Келли подозвал официанта и жестом остановил Полунина, который полез было за бумажником.

— Ну погодка, — с отвращением проворчал он, когда они вышли на улицу, в промозглую сырость зимних сумерек — Вам в какую сторону? Идемте, я вас провожу до метро, мне тоже туда. В Европе сейчас лето?

— Да, самый разгар…

— Как вы вообще переносите наш климат?

— Приспособился уже. Вначале все не мог привыкнуть к тому, что на Новый год — жара.

— Представляю. Это, наверное, трудно — все шиворот-навыворот. А мне вот странно думать, что в январе может быть холодно. Я читал записки одного испанца — был в России с дивизией Муньоса Гранде. Пишет, что зимой термометр показывал сорок ниже нуля. Неужели правда?

— Вполне. Впрочем, сорок — не совсем обычная температура даже для тех мест. «Голубая дивизия», если не ошибаюсь, дралась под Псковом? Но минус двадцать пять, тридцать — это сколько угодно.

— Чудовищно! — Келли поежился. — Да, не удивительно, что немцы проиграли русскую кампанию. С такими морозами…

— При чем тут морозы? Битва на Курском выступе шла летом, в самую жару. Кстати, о немцах, дон Гийермо… Мне сейчас пришло в голову: если вы все-таки захотите сами заняться делом Дитмара, подумайте об этом парне из СС… ну, который информирует вас, кто и как ругает сеньора президента. Здесь, видно, от этого дурака действительно мало толку, а в Кордове он мог бы пригодиться. Немцы обычно симпатизируют иностранцам, которые у них служили, и охотно приближают их к себе…

Келли ничего не ответил. Они дошли до станции метро, остановились у чугунного парапета, ограждающего спуск.

— В самом деле, подумайте над этим вариантом, — снова заговорил Полунин. — Я не к тому, конечно, чтобы поручить ему всю разработку Дитмара, для этого он, боюсь, глуповат. Но просто покрутиться рядом, понаблюдать, выяснить окружение, контакты… почему бы и нет?

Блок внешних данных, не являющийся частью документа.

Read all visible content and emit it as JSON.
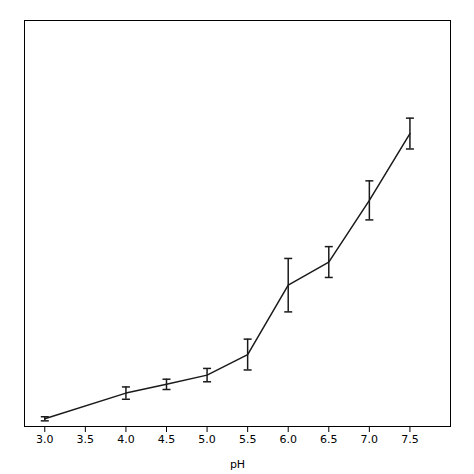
{
  "chart_data": {
    "type": "line",
    "xlabel": "pH",
    "x": [
      3.0,
      4.0,
      4.5,
      5.0,
      5.5,
      6.0,
      6.5,
      7.0,
      7.5
    ],
    "values": [
      0.005,
      0.055,
      0.072,
      0.09,
      0.13,
      0.265,
      0.31,
      0.43,
      0.56
    ],
    "yerr": [
      0.004,
      0.012,
      0.01,
      0.013,
      0.03,
      0.052,
      0.03,
      0.038,
      0.03
    ],
    "color": "#1a1a1a",
    "xlim": [
      2.75,
      8.0
    ],
    "ylim": [
      -0.01,
      0.78
    ],
    "xticks": [
      {
        "value": 3.0,
        "label": "3.0"
      },
      {
        "value": 3.5,
        "label": "3.5"
      },
      {
        "value": 4.0,
        "label": "4.0"
      },
      {
        "value": 4.5,
        "label": "4.5"
      },
      {
        "value": 5.0,
        "label": "5.0"
      },
      {
        "value": 5.5,
        "label": "5.5"
      },
      {
        "value": 6.0,
        "label": "6.0"
      },
      {
        "value": 6.5,
        "label": "6.5"
      },
      {
        "value": 7.0,
        "label": "7.0"
      },
      {
        "value": 7.5,
        "label": "7.5"
      }
    ],
    "grid": false,
    "tick_labels": "x"
  }
}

— Это, пожалуй, мысль, — равнодушно согласился Келли. — Я подумаю…

Выждав несколько дней, Полунин позвонил Кривенко и назначил ему встречу. Тот послушно явился минута в минуту, со своей всегдашней улыбочкой и преданностью во взоре.

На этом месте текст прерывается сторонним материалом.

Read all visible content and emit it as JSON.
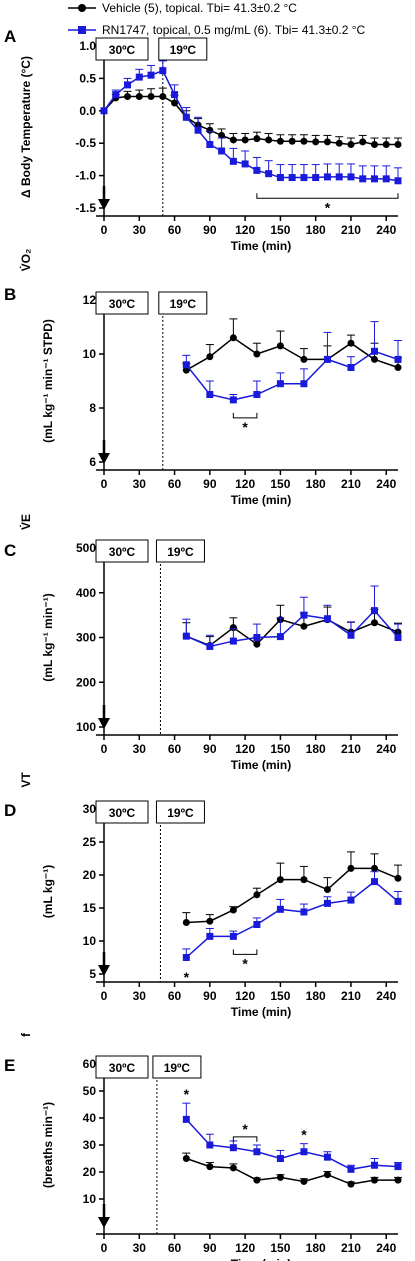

— Ну что, капитан, — небрежно спросил Полунин, — жизнью вы довольны? Чего еще не хватает вам для полного счастья?

— Хе-хе, — посмеялся тот. — А оно бывает, полное-то?

— Ты смотри, — Полунин покачал головой, — тебя, я вижу, на философию уже потянуло. Опасный признак, капитан. Пани Ирэна не будет по вас скучать?

— А чего ей скучать…

— Ну, не знаю… Генеральши иногда привязываются к адъютантам. Ты, кстати, когда едешь?

— Куда?

— В Кордову, куда еще ездят зимой порядочные люди.

— А-а, в Кордову…

— Слушай, Кривенко. Ты «Тараса Бульбу» читал?

— Ну… проходили в школе, — уклончиво отозвался тот.

— Ясно. Не помнишь, значит, ни хрена. И что однажды Тарас Андрию сказал, тоже не помнишь? А сказал он ему вот что: я, говорит, тебя породил, я же тебя и убью. Ты не боишься, что наша с тобой идиллия может в один прекрасный день завершиться именно таким образом?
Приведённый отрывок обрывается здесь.